Ciò non sembra possibile con le modifiche apportate: la sentenza conclude con l’annullamento dei provvedimenti impugnati e “ordina che la sentenza sia eseguita dall’Autorità amministrativa”.

La domanda è: e ora?

Accadrà qualcosa dentro le scuole o tutto si svolgerà al di fuori di esse in un ulteriore e, abbastanza ovvio, processo di corsi e ricorsi nelle sedi giudiziarie, ad esempio con rinvio al Consiglio di Stato?

E mentre il sindacato assicura la propria vigilanza in difesa dei lavoratori coinvolti, chi si occuperà dell’interesse degli studenti? Di quelli che hanno già subito una riduzione del tempo scuola e che, a motivo di ciò, hanno svolto un numero inferiore di ore di laboratorio, inevitabilmente imparando, non meglio, ma meno della generazione che li ha preceduti. 

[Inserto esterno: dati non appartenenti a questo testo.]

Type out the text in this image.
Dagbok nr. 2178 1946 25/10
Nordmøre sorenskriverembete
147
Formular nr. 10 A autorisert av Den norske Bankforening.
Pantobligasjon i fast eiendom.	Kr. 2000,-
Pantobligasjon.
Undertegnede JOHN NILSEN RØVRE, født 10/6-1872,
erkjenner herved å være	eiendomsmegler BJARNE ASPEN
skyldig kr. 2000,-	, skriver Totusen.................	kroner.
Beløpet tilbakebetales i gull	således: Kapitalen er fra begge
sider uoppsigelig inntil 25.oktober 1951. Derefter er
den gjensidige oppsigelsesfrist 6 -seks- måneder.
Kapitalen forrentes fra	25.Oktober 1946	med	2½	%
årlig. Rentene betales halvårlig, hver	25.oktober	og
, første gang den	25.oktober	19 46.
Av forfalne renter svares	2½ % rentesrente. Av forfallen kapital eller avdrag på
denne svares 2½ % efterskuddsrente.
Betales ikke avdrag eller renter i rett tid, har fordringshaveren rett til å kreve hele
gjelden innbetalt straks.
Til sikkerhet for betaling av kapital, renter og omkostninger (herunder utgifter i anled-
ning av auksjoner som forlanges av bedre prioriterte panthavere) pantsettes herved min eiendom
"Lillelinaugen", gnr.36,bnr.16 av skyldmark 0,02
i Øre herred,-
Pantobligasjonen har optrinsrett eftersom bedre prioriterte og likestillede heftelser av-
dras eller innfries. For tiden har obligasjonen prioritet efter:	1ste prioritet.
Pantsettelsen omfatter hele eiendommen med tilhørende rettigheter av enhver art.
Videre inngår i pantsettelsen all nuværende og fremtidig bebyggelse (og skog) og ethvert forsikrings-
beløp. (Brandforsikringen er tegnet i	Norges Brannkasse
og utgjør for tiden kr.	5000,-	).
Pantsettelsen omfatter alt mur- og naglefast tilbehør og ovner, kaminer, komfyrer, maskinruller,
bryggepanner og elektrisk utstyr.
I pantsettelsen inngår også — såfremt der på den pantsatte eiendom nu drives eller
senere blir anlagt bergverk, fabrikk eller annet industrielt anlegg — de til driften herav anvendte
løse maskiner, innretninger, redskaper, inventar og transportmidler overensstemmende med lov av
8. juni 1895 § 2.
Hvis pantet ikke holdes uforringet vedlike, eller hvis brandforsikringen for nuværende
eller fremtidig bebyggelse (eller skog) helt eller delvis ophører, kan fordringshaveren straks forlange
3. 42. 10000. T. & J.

La riduzione delle ore di pratica è legata alla diminuita presenza in classe degli insegnanti tecnico-pratici, proprio quelli che, con la loro professionalità connessa alle applicazioni del mondo produttivo, possono favorire, negli studenti, l’acquisizione di competenze più ampie e complesse.

Nella scuola, razionalizzare non può identificarsi − per ragioni di esclusivo carattere economico − con la riduzione dei contenuti teorici e delle esperienze pratiche, né con la riduzione del tempo e della qualità dell’apprendimento. 

La scuola, per i nostri ragazzi e per il loro futuro, con la cultura, sintesi di teoria ed esperienza, può promuovere la formazione dell’uomo, del cittadino, del lavoratore.